One night I stayed on later than usual. Just as I was about to slip away from the rooftop and head back to the palazzo I saw a movement, like a spider descending against the castle wall. It touched the ground and scuttled across to the foot of the bridge, where I lost it in the shadows. But a little later there it was again, halfway along the bridge coming towards me, climbing smoothly over the cannon-pocked ruins of the little chapel where condemned men used to be taken to pray before they were hanged. It was gone again. Then another movement, a shadow vanishing along the Banchi into the city. I scrambled down from the roof and ran after it, casting down this street and that: but there was not a soul to be seen. In frustration I turned back to my watching post, and gazed and dozed until dawn. Just as the sky began to grow lighter I saw a movement once more on the bridge, and that slender figure dodging from s
hadow to shadow. The mist was gathering, but I could just make out the line of the rope once more let down from the corner bastion of the Castle, and the man pulled up and in. Whoever it was had come and gone.
The next night I kept watch again. It was nearly midnight when I saw that slender line down the Castle wall, and the spider-figure descending it. I climbed swiftly back through the ruined shop. The spy, quick and almost invisible, was already on the near side of the bridge. He padded lightly past the Mint and into the maze of streets. I hurried after him. I saw him dart out into the Piazza Navona, where on the night of the moccoli candles had burned from every balcony, and the boys and girls had laughed and thrown water and flour. Now the houses were dark. Stones, planks, bodies lay everywhere. On the corner of the square I stood and gazed round on the empty scene in dismay. It was no use: I had lost him.
I ransacked a baker’s shop for food. I found a rat-chewed end of bread that the soldiers had missed, and turned back towards the palazzo.

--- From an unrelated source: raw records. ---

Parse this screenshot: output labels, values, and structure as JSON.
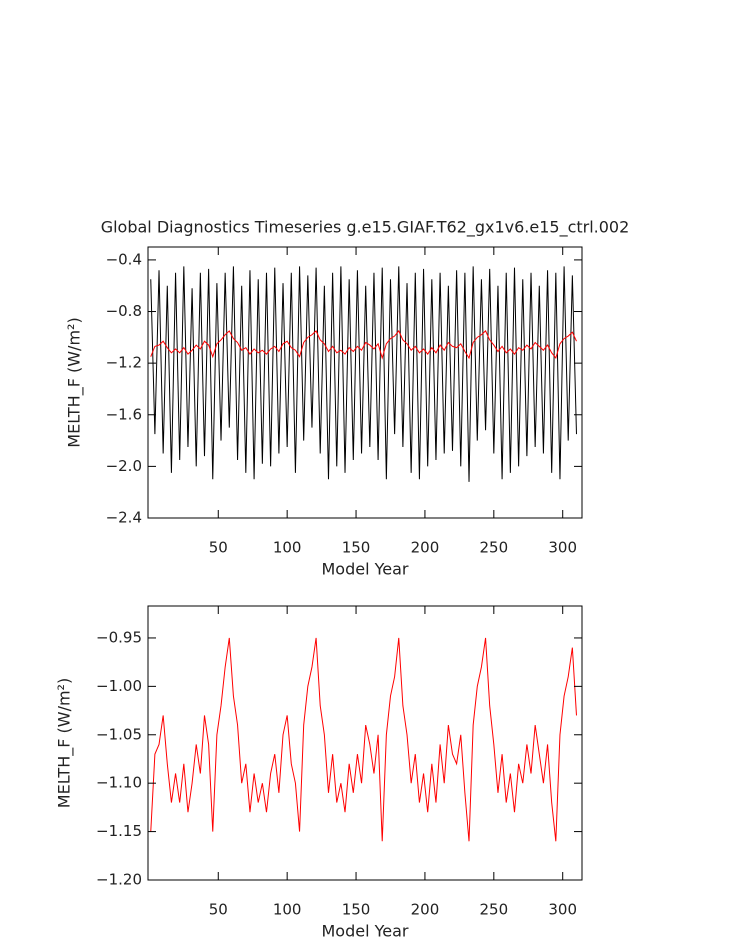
{
  "chart_data": [
    {
      "type": "line",
      "title": "Global Diagnostics Timeseries g.e15.GIAF.T62_gx1v6.e15_ctrl.002",
      "xlabel": "Model Year",
      "ylabel": "MELTH_F (W/m²)",
      "x": [
        1,
        4,
        7,
        10,
        13,
        16,
        19,
        22,
        25,
        28,
        31,
        34,
        37,
        40,
        43,
        46,
        49,
        52,
        55,
        58,
        61,
        64,
        67,
        70,
        73,
        76,
        79,
        82,
        85,
        88,
        91,
        94,
        97,
        100,
        103,
        106,
        109,
        112,
        115,
        118,
        121,
        124,
        127,
        130,
        133,
        136,
        139,
        142,
        145,
        148,
        151,
        154,
        157,
        160,
        163,
        166,
        169,
        172,
        175,
        178,
        181,
        184,
        187,
        190,
        193,
        196,
        199,
        202,
        205,
        208,
        211,
        214,
        217,
        220,
        223,
        226,
        229,
        232,
        235,
        238,
        241,
        244,
        247,
        250,
        253,
        256,
        259,
        262,
        265,
        268,
        271,
        274,
        277,
        280,
        283,
        286,
        289,
        292,
        295,
        298,
        301,
        304,
        307,
        310
      ],
      "series": [
        {
          "color": "#000000",
          "values": [
            -0.55,
            -1.75,
            -0.48,
            -1.9,
            -0.6,
            -2.05,
            -0.5,
            -1.95,
            -0.45,
            -1.85,
            -0.62,
            -2.0,
            -0.5,
            -1.92,
            -0.47,
            -2.1,
            -0.58,
            -1.8,
            -0.5,
            -1.7,
            -0.45,
            -1.95,
            -0.6,
            -2.05,
            -0.48,
            -2.1,
            -0.55,
            -1.98,
            -0.5,
            -2.0,
            -0.46,
            -1.9,
            -0.58,
            -1.85,
            -0.5,
            -2.05,
            -0.45,
            -1.8,
            -0.52,
            -1.7,
            -0.46,
            -1.9,
            -0.6,
            -2.1,
            -0.5,
            -2.0,
            -0.45,
            -2.05,
            -0.55,
            -1.95,
            -0.48,
            -1.9,
            -0.6,
            -1.85,
            -0.5,
            -1.95,
            -0.46,
            -2.1,
            -0.55,
            -1.75,
            -0.45,
            -1.85,
            -0.58,
            -2.05,
            -0.5,
            -2.1,
            -0.47,
            -2.0,
            -0.55,
            -1.95,
            -0.5,
            -1.9,
            -0.6,
            -1.88,
            -0.48,
            -2.0,
            -0.5,
            -2.12,
            -0.45,
            -1.8,
            -0.55,
            -1.72,
            -0.47,
            -1.9,
            -0.6,
            -2.1,
            -0.5,
            -2.05,
            -0.46,
            -2.0,
            -0.55,
            -1.92,
            -0.5,
            -1.85,
            -0.6,
            -1.9,
            -0.48,
            -2.05,
            -0.5,
            -2.1,
            -0.45,
            -1.8,
            -0.52,
            -1.75
          ]
        },
        {
          "color": "#ff0000",
          "values": [
            -1.15,
            -1.07,
            -1.06,
            -1.03,
            -1.08,
            -1.12,
            -1.09,
            -1.12,
            -1.08,
            -1.13,
            -1.1,
            -1.06,
            -1.09,
            -1.03,
            -1.06,
            -1.15,
            -1.05,
            -1.02,
            -0.98,
            -0.95,
            -1.01,
            -1.04,
            -1.1,
            -1.08,
            -1.13,
            -1.09,
            -1.12,
            -1.1,
            -1.13,
            -1.09,
            -1.07,
            -1.11,
            -1.05,
            -1.03,
            -1.08,
            -1.1,
            -1.15,
            -1.04,
            -1,
            -0.98,
            -0.95,
            -1.02,
            -1.05,
            -1.11,
            -1.07,
            -1.12,
            -1.1,
            -1.13,
            -1.08,
            -1.11,
            -1.07,
            -1.1,
            -1.04,
            -1.06,
            -1.09,
            -1.05,
            -1.16,
            -1.05,
            -1.01,
            -0.99,
            -0.95,
            -1.02,
            -1.05,
            -1.1,
            -1.07,
            -1.12,
            -1.09,
            -1.13,
            -1.08,
            -1.12,
            -1.06,
            -1.1,
            -1.04,
            -1.07,
            -1.08,
            -1.05,
            -1.11,
            -1.16,
            -1.04,
            -1,
            -0.98,
            -0.95,
            -1.02,
            -1.06,
            -1.11,
            -1.07,
            -1.12,
            -1.09,
            -1.13,
            -1.08,
            -1.1,
            -1.06,
            -1.09,
            -1.04,
            -1.07,
            -1.1,
            -1.06,
            -1.12,
            -1.16,
            -1.05,
            -1.01,
            -0.99,
            -0.96,
            -1.03
          ]
        }
      ],
      "xlim": [
        -1,
        314
      ],
      "xticks": [
        50,
        100,
        150,
        200,
        250,
        300
      ],
      "ylim": [
        -2.4,
        -0.3
      ],
      "yticks": [
        {
          "value": -2.4,
          "label": "−2.4"
        },
        {
          "value": -2,
          "label": "−2.0"
        },
        {
          "value": -1.6,
          "label": "−1.6"
        },
        {
          "value": -1.2,
          "label": "−1.2"
        },
        {
          "value": -0.8,
          "label": "−0.8"
        },
        {
          "value": -0.4,
          "label": "−0.4"
        }
      ]
    },
    {
      "type": "line",
      "xlabel": "Model Year",
      "ylabel": "MELTH_F (W/m²)",
      "x": [
        1,
        4,
        7,
        10,
        13,
        16,
        19,
        22,
        25,
        28,
        31,
        34,
        37,
        40,
        43,
        46,
        49,
        52,
        55,
        58,
        61,
        64,
        67,
        70,
        73,
        76,
        79,
        82,
        85,
        88,
        91,
        94,
        97,
        100,
        103,
        106,
        109,
        112,
        115,
        118,
        121,
        124,
        127,
        130,
        133,
        136,
        139,
        142,
        145,
        148,
        151,
        154,
        157,
        160,
        163,
        166,
        169,
        172,
        175,
        178,
        181,
        184,
        187,
        190,
        193,
        196,
        199,
        202,
        205,
        208,
        211,
        214,
        217,
        220,
        223,
        226,
        229,
        232,
        235,
        238,
        241,
        244,
        247,
        250,
        253,
        256,
        259,
        262,
        265,
        268,
        271,
        274,
        277,
        280,
        283,
        286,
        289,
        292,
        295,
        298,
        301,
        304,
        307,
        310
      ],
      "series": [
        {
          "color": "#ff0000",
          "values": [
            -1.15,
            -1.07,
            -1.06,
            -1.03,
            -1.08,
            -1.12,
            -1.09,
            -1.12,
            -1.08,
            -1.13,
            -1.1,
            -1.06,
            -1.09,
            -1.03,
            -1.06,
            -1.15,
            -1.05,
            -1.02,
            -0.98,
            -0.95,
            -1.01,
            -1.04,
            -1.1,
            -1.08,
            -1.13,
            -1.09,
            -1.12,
            -1.1,
            -1.13,
            -1.09,
            -1.07,
            -1.11,
            -1.05,
            -1.03,
            -1.08,
            -1.1,
            -1.15,
            -1.04,
            -1,
            -0.98,
            -0.95,
            -1.02,
            -1.05,
            -1.11,
            -1.07,
            -1.12,
            -1.1,
            -1.13,
            -1.08,
            -1.11,
            -1.07,
            -1.1,
            -1.04,
            -1.06,
            -1.09,
            -1.05,
            -1.16,
            -1.05,
            -1.01,
            -0.99,
            -0.95,
            -1.02,
            -1.05,
            -1.1,
            -1.07,
            -1.12,
            -1.09,
            -1.13,
            -1.08,
            -1.12,
            -1.06,
            -1.1,
            -1.04,
            -1.07,
            -1.08,
            -1.05,
            -1.11,
            -1.16,
            -1.04,
            -1,
            -0.98,
            -0.95,
            -1.02,
            -1.06,
            -1.11,
            -1.07,
            -1.12,
            -1.09,
            -1.13,
            -1.08,
            -1.1,
            -1.06,
            -1.09,
            -1.04,
            -1.07,
            -1.1,
            -1.06,
            -1.12,
            -1.16,
            -1.05,
            -1.01,
            -0.99,
            -0.96,
            -1.03
          ]
        }
      ],
      "xlim": [
        -1,
        314
      ],
      "xticks": [
        50,
        100,
        150,
        200,
        250,
        300
      ],
      "ylim": [
        -1.2,
        -0.917
      ],
      "yticks": [
        {
          "value": -1.2,
          "label": "−1.20"
        },
        {
          "value": -1.15,
          "label": "−1.15"
        },
        {
          "value": -1.1,
          "label": "−1.10"
        },
        {
          "value": -1.05,
          "label": "−1.05"
        },
        {
          "value": -1,
          "label": "−1.00"
        },
        {
          "value": -0.95,
          "label": "−0.95"
        }
      ]
    }
  ]
}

I was in a filthy temper. In the upstairs closet I whispered to the girls. Susan’s face appeared at the trapdoor, and she began to let down the ladder. Just then, a scuffling sound in the corner made us both freeze. Out into the dim light hopped Beelzebub. He had something in his paws; it took me a moment to recognise it as a severed human hand. The monkey bared its teeth and tore off a bite. I caught Susan’s eye and nodded. At least I could rid of us of that damnable monkey. I put down my harquebus and drew my sword. Beelzebub appeared to sense our intent. Taking the hand in his jaws he ran off through the doorway and away downstairs. I gave chase. Along the loggia he ran, up on the balustrade; then he jumped down and darted in through the half-open door to the sala. I pushed in after him, and stopped dead.